第14回 『このミステリーがすごい!』大賞決定!

ミステリー・サスペンス・推理

第14回 『このミステリーがすごい!』大賞の受賞者が決定!

応募総数414作品の中から、1次選考(19作品通過)、2次選考(7作品通過)を経て、一色さゆり『神の値段』と城山真一『ザ・ブラック・ヴィーナス』の2作品が大賞を受賞し、大津光央『たまらなくグッドバイ』が優秀賞を受賞しました。

大賞賞金は1200万円(均等に分配)、優秀賞賞金は200万円で、同3作品は2016年1月から3月にかけて書籍化する予定とのことです。

 

大賞 『神の値段』 (仮) 一色 さゆり 2016年2月刊行予定

【あらすじ】
人前に姿を見せない前衛芸術家・川田無名。唯一その正体を知るギャラリー経営者の死。果たして無名に隠された秘密とは?

【受賞者プロフィール】
一色 さゆり (いっしき・さゆり) 1988年生まれ。女性。京都府京都市出身、静岡市在住。東京藝術大学芸術学科卒業、ギャラリー勤務を経て、香港中文大学大学院美術学部在籍中。

「30歳までに本の出版を目標に、10代の終わり頃から書いては応募を繰り返していました。1行目から最後の行までは2ヵ月かけて書きあげ、同じく美術をやっている夫と2人でアイデアを出し合ってもう2ヵ月かけて加筆修正を行いました。趣味は釣り、語学、映画(日活ロマンポルノからインド・中東映画まで)、アニメ鑑賞です!」

<選評>
・専門知識に彩られた美術関連のディテールには厚みがあり、人物造形を含め、筋の運びも達者(茶木則雄) ・美術界をめぐるエピソードの数々が興味深く、それらを生かした不可解な謎をめぐるサスペンスとして、秀逸である(吉野仁)

 

大賞  『ザ・ブラック・ヴィーナス』 (仮) 城山 真一 2016年1月刊行予定

【あらすじ】
必要なお金のかわりに自分の最も大切なものを差し出せますか?――金を通じて人の心を描き出す小説。

【受賞者プロフィール】
城山 真一 (しろやま・しんいち) 1972年生まれ。男性。石川県七尾市出身、金沢市在住。金沢大学法学部卒業。

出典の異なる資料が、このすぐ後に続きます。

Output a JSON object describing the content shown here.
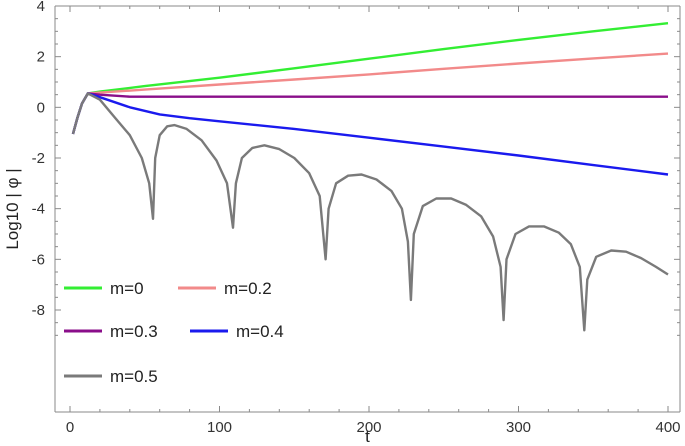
{
  "chart_data": {
    "type": "line",
    "title": "",
    "xlabel": "t",
    "ylabel": "Log10 | φ |",
    "xlim": [
      0,
      400
    ],
    "ylim": [
      -9.5,
      4
    ],
    "x_ticks": [
      0,
      100,
      200,
      300,
      400
    ],
    "y_ticks": [
      -8,
      -6,
      -4,
      -2,
      0,
      2,
      4
    ],
    "x_tick_labels": [
      "0",
      "100",
      "200",
      "300",
      "400"
    ],
    "y_tick_labels": [
      "-8",
      "-6",
      "-4",
      "-2",
      "0",
      "2",
      "4"
    ],
    "grid": false,
    "legend": "bottom-left, inside",
    "series": [
      {
        "name": "m=0",
        "color": "#33ee33",
        "points": [
          [
            2,
            -1.05
          ],
          [
            5,
            -0.4
          ],
          [
            8,
            0.15
          ],
          [
            12,
            0.55
          ],
          [
            20,
            0.62
          ],
          [
            50,
            0.84
          ],
          [
            100,
            1.17
          ],
          [
            150,
            1.54
          ],
          [
            200,
            1.92
          ],
          [
            250,
            2.3
          ],
          [
            300,
            2.66
          ],
          [
            350,
            3.0
          ],
          [
            400,
            3.32
          ]
        ]
      },
      {
        "name": "m=0.2",
        "color": "#f28a8a",
        "points": [
          [
            2,
            -1.05
          ],
          [
            5,
            -0.4
          ],
          [
            8,
            0.15
          ],
          [
            12,
            0.55
          ],
          [
            20,
            0.58
          ],
          [
            50,
            0.7
          ],
          [
            100,
            0.9
          ],
          [
            150,
            1.1
          ],
          [
            200,
            1.3
          ],
          [
            250,
            1.52
          ],
          [
            300,
            1.73
          ],
          [
            350,
            1.93
          ],
          [
            400,
            2.12
          ]
        ]
      },
      {
        "name": "m=0.3",
        "color": "#8a0e8a",
        "points": [
          [
            2,
            -1.05
          ],
          [
            5,
            -0.4
          ],
          [
            8,
            0.15
          ],
          [
            12,
            0.55
          ],
          [
            20,
            0.5
          ],
          [
            40,
            0.42
          ],
          [
            100,
            0.42
          ],
          [
            200,
            0.42
          ],
          [
            300,
            0.42
          ],
          [
            400,
            0.42
          ]
        ]
      },
      {
        "name": "m=0.4",
        "color": "#1a1aee",
        "points": [
          [
            2,
            -1.05
          ],
          [
            5,
            -0.4
          ],
          [
            8,
            0.15
          ],
          [
            12,
            0.55
          ],
          [
            20,
            0.4
          ],
          [
            40,
            0.0
          ],
          [
            60,
            -0.28
          ],
          [
            80,
            -0.43
          ],
          [
            100,
            -0.55
          ],
          [
            150,
            -0.85
          ],
          [
            200,
            -1.2
          ],
          [
            250,
            -1.55
          ],
          [
            300,
            -1.9
          ],
          [
            350,
            -2.28
          ],
          [
            400,
            -2.65
          ]
        ]
      },
      {
        "name": "m=0.5",
        "color": "#7a7a7a",
        "points": [
          [
            2,
            -1.05
          ],
          [
            5,
            -0.4
          ],
          [
            8,
            0.15
          ],
          [
            12,
            0.55
          ],
          [
            20,
            0.3
          ],
          [
            30,
            -0.4
          ],
          [
            40,
            -1.1
          ],
          [
            48,
            -2.0
          ],
          [
            53,
            -3.0
          ],
          [
            55.5,
            -4.4
          ],
          [
            57,
            -2.0
          ],
          [
            60,
            -1.1
          ],
          [
            65,
            -0.75
          ],
          [
            70,
            -0.7
          ],
          [
            78,
            -0.85
          ],
          [
            88,
            -1.3
          ],
          [
            98,
            -2.1
          ],
          [
            105,
            -3.0
          ],
          [
            109,
            -4.75
          ],
          [
            111,
            -3.0
          ],
          [
            115,
            -2.0
          ],
          [
            122,
            -1.6
          ],
          [
            130,
            -1.5
          ],
          [
            140,
            -1.65
          ],
          [
            150,
            -2.0
          ],
          [
            160,
            -2.6
          ],
          [
            167,
            -3.5
          ],
          [
            171,
            -6.0
          ],
          [
            173,
            -4.0
          ],
          [
            178,
            -3.0
          ],
          [
            186,
            -2.7
          ],
          [
            195,
            -2.65
          ],
          [
            205,
            -2.85
          ],
          [
            215,
            -3.3
          ],
          [
            222,
            -4.0
          ],
          [
            226,
            -5.3
          ],
          [
            228,
            -7.6
          ],
          [
            230,
            -5.0
          ],
          [
            236,
            -3.9
          ],
          [
            245,
            -3.6
          ],
          [
            255,
            -3.6
          ],
          [
            265,
            -3.85
          ],
          [
            275,
            -4.3
          ],
          [
            283,
            -5.1
          ],
          [
            288,
            -6.3
          ],
          [
            290,
            -8.4
          ],
          [
            292,
            -6.0
          ],
          [
            298,
            -5.0
          ],
          [
            307,
            -4.7
          ],
          [
            317,
            -4.7
          ],
          [
            327,
            -4.95
          ],
          [
            335,
            -5.4
          ],
          [
            341,
            -6.3
          ],
          [
            344,
            -8.8
          ],
          [
            346,
            -6.8
          ],
          [
            352,
            -5.9
          ],
          [
            362,
            -5.65
          ],
          [
            372,
            -5.7
          ],
          [
            382,
            -5.95
          ],
          [
            392,
            -6.3
          ],
          [
            400,
            -6.6
          ]
        ]
      }
    ]
  }
}
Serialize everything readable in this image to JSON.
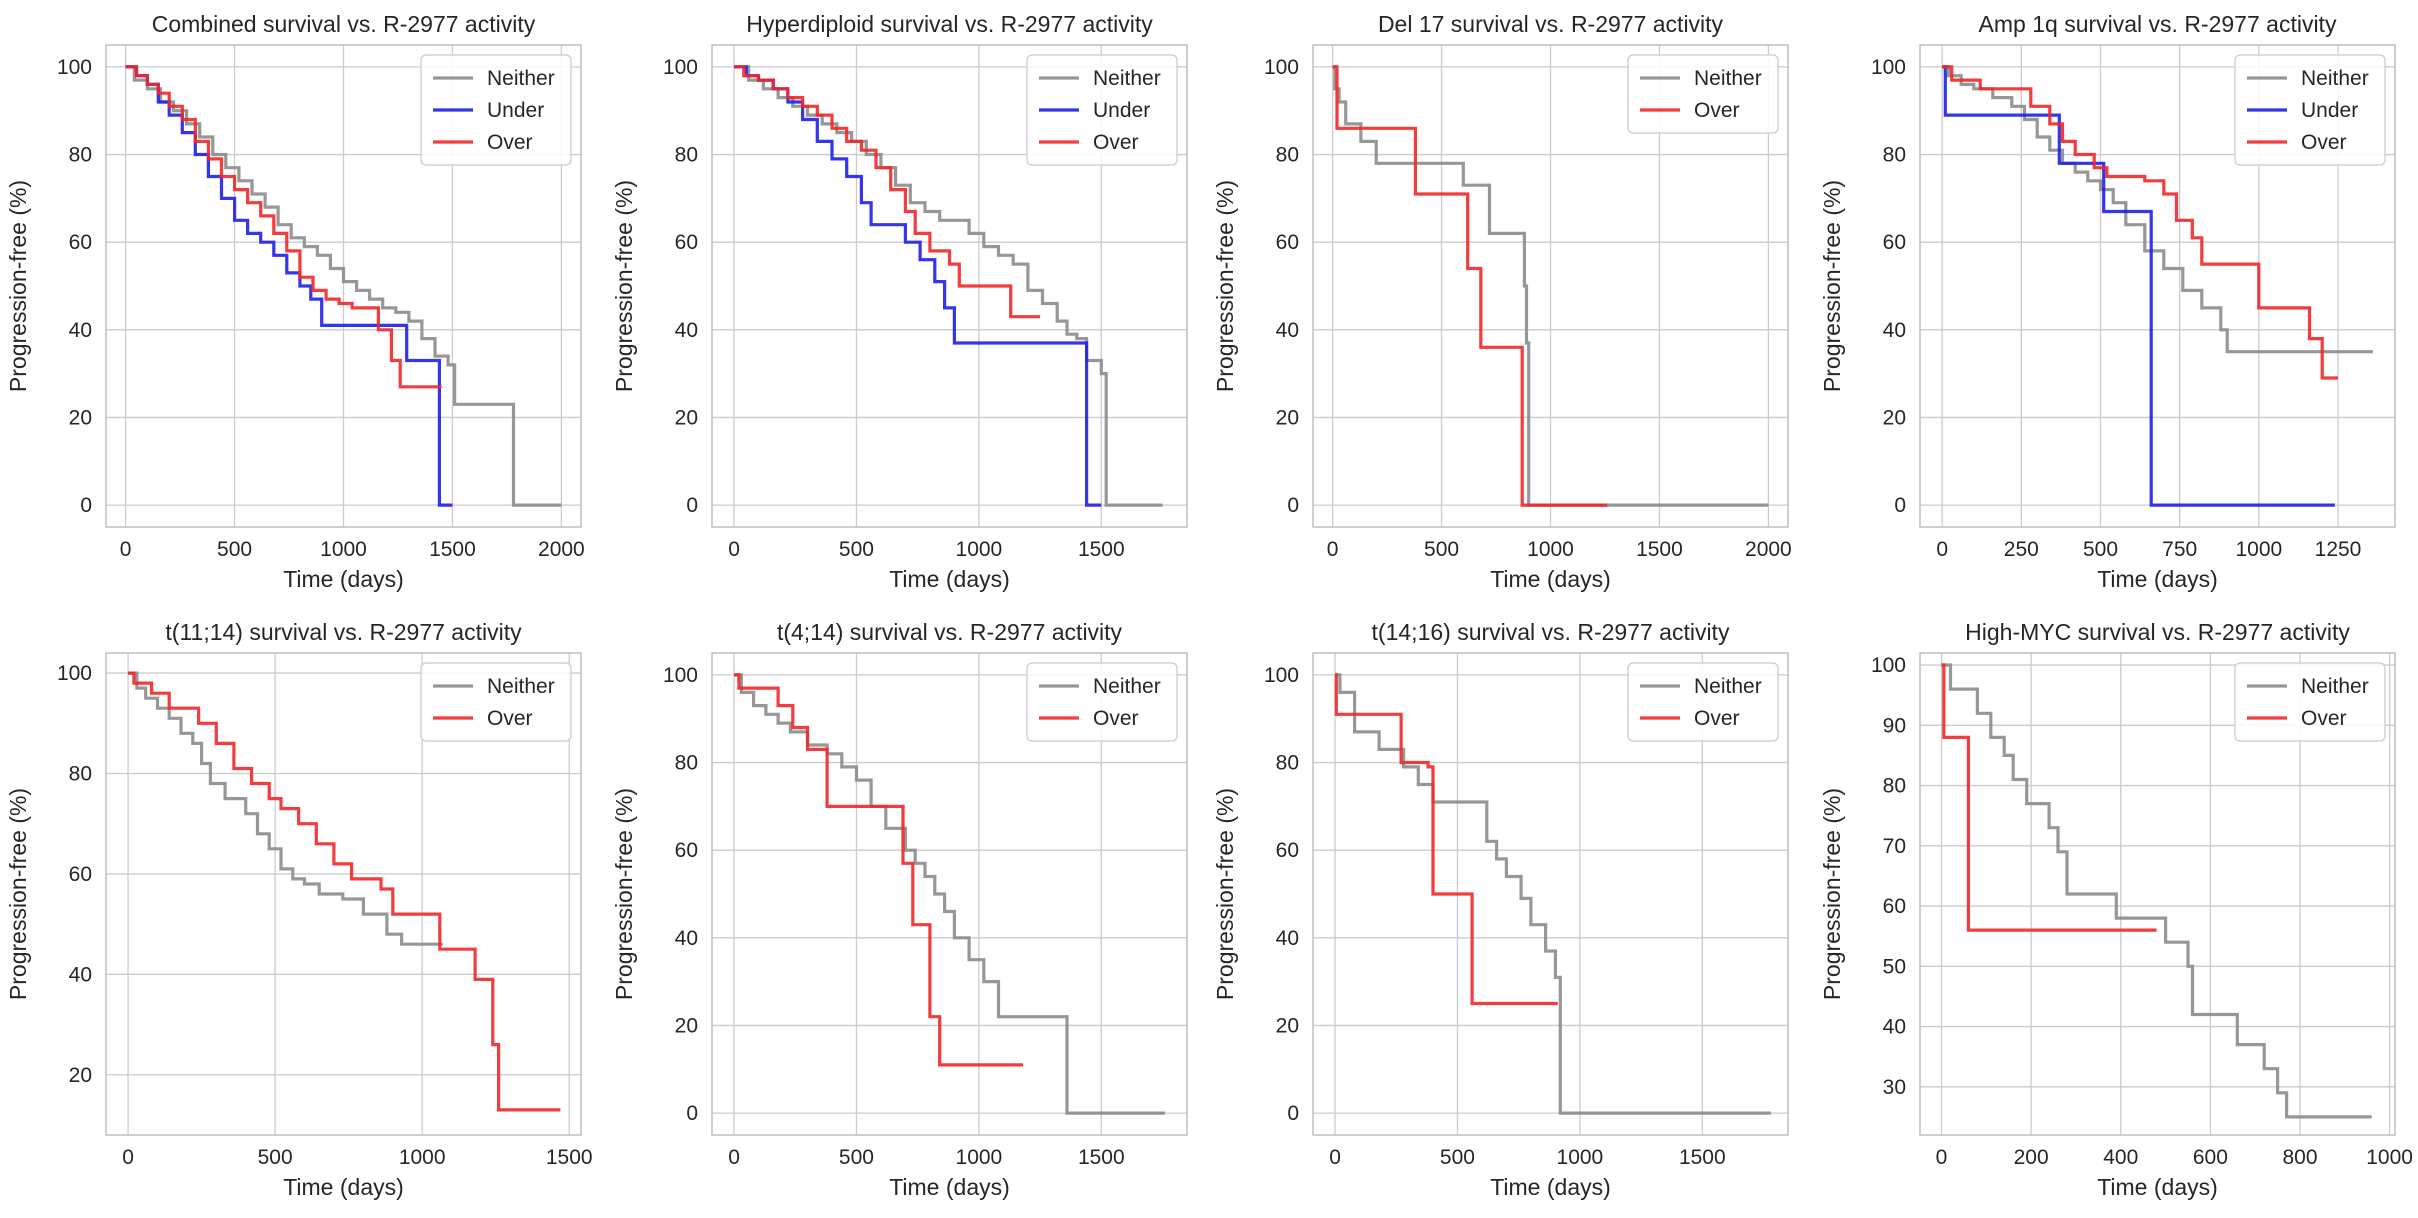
{
  "colors": {
    "Neither": "#8c8c8c",
    "Under": "#1f1fe8",
    "Over": "#f02828"
  },
  "chart_data": [
    {
      "type": "line",
      "title": "Combined survival vs. R-2977 activity",
      "xlabel": "Time (days)",
      "ylabel": "Progression-free (%)",
      "xlim": [
        -90,
        2090
      ],
      "ylim": [
        -5,
        105
      ],
      "xticks": [
        0,
        500,
        1000,
        1500,
        2000
      ],
      "yticks": [
        0,
        20,
        40,
        60,
        80,
        100
      ],
      "grid": true,
      "legend_position": "top-right",
      "series": [
        {
          "name": "Neither",
          "x": [
            0,
            40,
            100,
            160,
            220,
            280,
            340,
            400,
            460,
            520,
            580,
            640,
            700,
            760,
            820,
            880,
            940,
            1000,
            1060,
            1120,
            1180,
            1240,
            1300,
            1360,
            1420,
            1480,
            1510,
            1760,
            1780,
            2000
          ],
          "y": [
            100,
            97,
            95,
            92,
            90,
            87,
            84,
            80,
            77,
            74,
            71,
            68,
            64,
            61,
            59,
            57,
            54,
            51,
            49,
            47,
            45,
            44,
            42,
            38,
            34,
            32,
            23,
            23,
            0,
            0
          ]
        },
        {
          "name": "Under",
          "x": [
            0,
            50,
            100,
            150,
            200,
            260,
            320,
            380,
            440,
            500,
            560,
            620,
            680,
            740,
            800,
            850,
            900,
            1250,
            1290,
            1420,
            1440,
            1500
          ],
          "y": [
            100,
            98,
            96,
            92,
            89,
            85,
            80,
            75,
            70,
            65,
            62,
            60,
            57,
            53,
            50,
            47,
            41,
            41,
            33,
            33,
            0,
            0
          ]
        },
        {
          "name": "Over",
          "x": [
            0,
            50,
            100,
            150,
            200,
            260,
            320,
            380,
            440,
            500,
            560,
            620,
            680,
            740,
            800,
            860,
            920,
            980,
            1040,
            1100,
            1160,
            1220,
            1260,
            1430,
            1450
          ],
          "y": [
            100,
            98,
            96,
            94,
            91,
            88,
            83,
            79,
            75,
            72,
            69,
            66,
            62,
            58,
            52,
            49,
            47,
            46,
            45,
            45,
            40,
            33,
            27,
            27,
            27
          ]
        }
      ]
    },
    {
      "type": "line",
      "title": "Hyperdiploid survival vs. R-2977 activity",
      "xlabel": "Time (days)",
      "ylabel": "Progression-free (%)",
      "xlim": [
        -90,
        1850
      ],
      "ylim": [
        -5,
        105
      ],
      "xticks": [
        0,
        500,
        1000,
        1500
      ],
      "yticks": [
        0,
        20,
        40,
        60,
        80,
        100
      ],
      "grid": true,
      "legend_position": "top-right",
      "series": [
        {
          "name": "Neither",
          "x": [
            0,
            60,
            120,
            180,
            240,
            300,
            360,
            420,
            480,
            540,
            600,
            660,
            720,
            780,
            840,
            900,
            960,
            1020,
            1080,
            1140,
            1200,
            1260,
            1320,
            1360,
            1400,
            1440,
            1500,
            1520,
            1750
          ],
          "y": [
            100,
            97,
            95,
            93,
            91,
            89,
            87,
            85,
            83,
            80,
            77,
            73,
            69,
            67,
            65,
            65,
            62,
            59,
            57,
            55,
            49,
            46,
            42,
            39,
            38,
            33,
            30,
            0,
            0
          ]
        },
        {
          "name": "Under",
          "x": [
            0,
            50,
            100,
            160,
            220,
            280,
            340,
            400,
            460,
            520,
            560,
            700,
            760,
            820,
            860,
            900,
            1420,
            1440,
            1500
          ],
          "y": [
            100,
            98,
            97,
            95,
            92,
            88,
            83,
            79,
            75,
            69,
            64,
            60,
            56,
            51,
            45,
            37,
            37,
            0,
            0
          ]
        },
        {
          "name": "Over",
          "x": [
            0,
            40,
            100,
            160,
            220,
            280,
            340,
            400,
            460,
            520,
            580,
            640,
            700,
            740,
            800,
            880,
            920,
            1100,
            1130,
            1250
          ],
          "y": [
            100,
            98,
            97,
            95,
            93,
            91,
            89,
            86,
            83,
            81,
            77,
            72,
            67,
            62,
            58,
            55,
            50,
            50,
            43,
            43
          ]
        }
      ]
    },
    {
      "type": "line",
      "title": "Del 17 survival vs. R-2977 activity",
      "xlabel": "Time (days)",
      "ylabel": "Progression-free (%)",
      "xlim": [
        -90,
        2090
      ],
      "ylim": [
        -5,
        105
      ],
      "xticks": [
        0,
        500,
        1000,
        1500,
        2000
      ],
      "yticks": [
        0,
        20,
        40,
        60,
        80,
        100
      ],
      "grid": true,
      "legend_position": "top-right",
      "series": [
        {
          "name": "Neither",
          "x": [
            0,
            10,
            30,
            60,
            130,
            200,
            380,
            600,
            720,
            880,
            890,
            900,
            920,
            2000
          ],
          "y": [
            100,
            95,
            92,
            87,
            83,
            78,
            78,
            73,
            62,
            50,
            37,
            0,
            0,
            0
          ]
        },
        {
          "name": "Over",
          "x": [
            0,
            20,
            380,
            620,
            680,
            870,
            1260
          ],
          "y": [
            100,
            86,
            71,
            54,
            36,
            0,
            0
          ]
        }
      ]
    },
    {
      "type": "line",
      "title": "Amp 1q survival vs. R-2977 activity",
      "xlabel": "Time (days)",
      "ylabel": "Progression-free (%)",
      "xlim": [
        -70,
        1430
      ],
      "ylim": [
        -5,
        105
      ],
      "xticks": [
        0,
        250,
        500,
        750,
        1000,
        1250
      ],
      "yticks": [
        0,
        20,
        40,
        60,
        80,
        100
      ],
      "grid": true,
      "legend_position": "top-right",
      "series": [
        {
          "name": "Neither",
          "x": [
            0,
            20,
            60,
            100,
            160,
            220,
            260,
            300,
            340,
            380,
            420,
            460,
            500,
            540,
            580,
            640,
            700,
            760,
            820,
            880,
            900,
            1360
          ],
          "y": [
            100,
            98,
            96,
            95,
            93,
            91,
            88,
            84,
            81,
            78,
            76,
            74,
            72,
            69,
            64,
            58,
            54,
            49,
            45,
            40,
            35,
            35
          ]
        },
        {
          "name": "Under",
          "x": [
            0,
            10,
            330,
            370,
            410,
            510,
            650,
            660,
            1240
          ],
          "y": [
            100,
            89,
            89,
            78,
            78,
            67,
            67,
            0,
            0
          ]
        },
        {
          "name": "Over",
          "x": [
            0,
            30,
            120,
            280,
            340,
            380,
            420,
            480,
            520,
            640,
            700,
            740,
            790,
            820,
            1000,
            1160,
            1200,
            1250
          ],
          "y": [
            100,
            97,
            95,
            91,
            87,
            83,
            80,
            77,
            75,
            74,
            71,
            65,
            61,
            55,
            45,
            38,
            29,
            29
          ]
        }
      ]
    },
    {
      "type": "line",
      "title": "t(11;14) survival vs. R-2977 activity",
      "xlabel": "Time (days)",
      "ylabel": "Progression-free (%)",
      "xlim": [
        -75,
        1540
      ],
      "ylim": [
        8,
        104
      ],
      "xticks": [
        0,
        500,
        1000,
        1500
      ],
      "yticks": [
        20,
        40,
        60,
        80,
        100
      ],
      "grid": true,
      "legend_position": "top-right",
      "series": [
        {
          "name": "Neither",
          "x": [
            0,
            30,
            60,
            100,
            140,
            180,
            220,
            250,
            280,
            330,
            400,
            440,
            480,
            520,
            560,
            600,
            650,
            730,
            800,
            880,
            930,
            1070
          ],
          "y": [
            100,
            97,
            95,
            93,
            91,
            88,
            86,
            82,
            78,
            75,
            72,
            68,
            65,
            61,
            59,
            58,
            56,
            55,
            52,
            48,
            46,
            46
          ]
        },
        {
          "name": "Over",
          "x": [
            0,
            20,
            80,
            140,
            240,
            300,
            360,
            420,
            480,
            520,
            580,
            640,
            700,
            760,
            860,
            900,
            1060,
            1130,
            1180,
            1240,
            1260,
            1470
          ],
          "y": [
            100,
            98,
            96,
            93,
            90,
            86,
            81,
            78,
            75,
            73,
            70,
            66,
            62,
            59,
            57,
            52,
            45,
            45,
            39,
            26,
            13,
            13
          ]
        }
      ]
    },
    {
      "type": "line",
      "title": "t(4;14) survival vs. R-2977 activity",
      "xlabel": "Time (days)",
      "ylabel": "Progression-free (%)",
      "xlim": [
        -90,
        1850
      ],
      "ylim": [
        -5,
        105
      ],
      "xticks": [
        0,
        500,
        1000,
        1500
      ],
      "yticks": [
        0,
        20,
        40,
        60,
        80,
        100
      ],
      "grid": true,
      "legend_position": "top-right",
      "series": [
        {
          "name": "Neither",
          "x": [
            0,
            30,
            80,
            130,
            180,
            230,
            300,
            380,
            440,
            500,
            560,
            620,
            700,
            740,
            780,
            820,
            860,
            900,
            960,
            1020,
            1080,
            1120,
            1360,
            1760
          ],
          "y": [
            100,
            96,
            93,
            91,
            89,
            87,
            84,
            82,
            79,
            76,
            70,
            65,
            60,
            57,
            54,
            50,
            46,
            40,
            35,
            30,
            22,
            22,
            0,
            0
          ]
        },
        {
          "name": "Over",
          "x": [
            0,
            20,
            80,
            180,
            240,
            300,
            380,
            600,
            690,
            730,
            800,
            840,
            1180
          ],
          "y": [
            100,
            97,
            97,
            93,
            88,
            83,
            70,
            70,
            57,
            43,
            22,
            11,
            11
          ]
        }
      ]
    },
    {
      "type": "line",
      "title": "t(14;16) survival vs. R-2977 activity",
      "xlabel": "Time (days)",
      "ylabel": "Progression-free (%)",
      "xlim": [
        -90,
        1850
      ],
      "ylim": [
        -5,
        105
      ],
      "xticks": [
        0,
        500,
        1000,
        1500
      ],
      "yticks": [
        0,
        20,
        40,
        60,
        80,
        100
      ],
      "grid": true,
      "legend_position": "top-right",
      "series": [
        {
          "name": "Neither",
          "x": [
            0,
            20,
            80,
            180,
            280,
            340,
            400,
            550,
            620,
            660,
            700,
            760,
            800,
            860,
            900,
            920,
            1780
          ],
          "y": [
            100,
            96,
            87,
            83,
            79,
            75,
            71,
            71,
            62,
            58,
            54,
            49,
            43,
            37,
            31,
            0,
            0
          ]
        },
        {
          "name": "Over",
          "x": [
            0,
            5,
            270,
            380,
            400,
            560,
            910
          ],
          "y": [
            100,
            91,
            80,
            79,
            50,
            25,
            25
          ]
        }
      ]
    },
    {
      "type": "line",
      "title": "High-MYC survival vs. R-2977 activity",
      "xlabel": "Time (days)",
      "ylabel": "Progression-free (%)",
      "xlim": [
        -48,
        1012
      ],
      "ylim": [
        22,
        102
      ],
      "xticks": [
        0,
        200,
        400,
        600,
        800,
        1000
      ],
      "yticks": [
        30,
        40,
        50,
        60,
        70,
        80,
        90,
        100
      ],
      "grid": true,
      "legend_position": "top-right",
      "series": [
        {
          "name": "Neither",
          "x": [
            0,
            20,
            80,
            110,
            140,
            160,
            190,
            240,
            260,
            280,
            390,
            500,
            550,
            560,
            660,
            720,
            750,
            770,
            960
          ],
          "y": [
            100,
            96,
            92,
            88,
            85,
            81,
            77,
            73,
            69,
            62,
            58,
            54,
            50,
            42,
            37,
            33,
            29,
            25,
            25
          ]
        },
        {
          "name": "Over",
          "x": [
            0,
            5,
            60,
            480
          ],
          "y": [
            100,
            88,
            56,
            56
          ]
        }
      ]
    }
  ]
}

「作品作りをするときは、「経済ってこんなに面白いんだよ」と若い女性や子どもたちにも楽しめるわかりやすいものを書こうと意識しています。経済関係のノンフィクション本は、執筆のために月10~15冊ほど読んでいます。趣味は野球観戦で、地元の“石川ミリオンスターズ”を応援しています!」

<選評>
・異色のコンビを配した経済サスペンスで、くいくい読ませる快作(香山二三郎) ・導入部から怒涛のラストまで、一気呵成に読ませるリーダビリティは今応募作中、随一(茶木則雄)

 

優秀賞  『たまらなくグッドバイ』(仮) 大津 光央 2016年刊行予定

【あらすじ】
八百長疑惑で自殺した往年の名投手。彼にまつわる数々の謎の真相は?

【受賞者プロフィール】
大津 光央 (おおつ・みつお) 1977年生まれ。男性。兵庫県神戸市出身、大阪市在住。現在ミュージシャン。学生時代には馬場馬術でインカレに出場。

「スポーツ好きの友人が多いのでそこをテーマにしました!活字嫌いな知人友人に囲まれており、スポーツ(特に野球)に目がない人が多いので、そこをテーマにすればいつか本になったときに、彼らにも読んでもらえるかと思い、筋を立てました。」

<選評>
・野球ミステリーの新機軸。大賞受賞作と比べて、その才能はいささかも劣るところはない(茶木則雄) ・魅力的な謎を提示した異色作。独創性ということでは、今回、これが抜きん出ていた(吉野仁)

 

『このミステリーがすごい!』大賞とは?

ミステリー&エンターテインメントブックガイド『このミステリーがすごい!』を発行する宝島社が、新時代の新しいミステリー&エンターテインメント作家・作品の発掘・育成を目的に、2002年に創設した新人賞。大賞賞金は文学賞最高額である1200 万円。受賞作はすべて書籍化。大賞作品はすべてベストセラーとなり、『一千兆円の身代金』(今秋テレビドラマ化)『果てしなき渇き』(映画タイトル「渇き。」)など、映像化作品も多数世に送り出し、第153回直木賞を受賞した東山彰良氏や、累計1000万部突破の『チーム・バチスタの栄光』シリーズの海堂尊氏などの作家を輩出している。また、受賞には及ばなかったものの将来性を感じる作品も「隠し玉」として、他の受賞作と同様に書籍化している。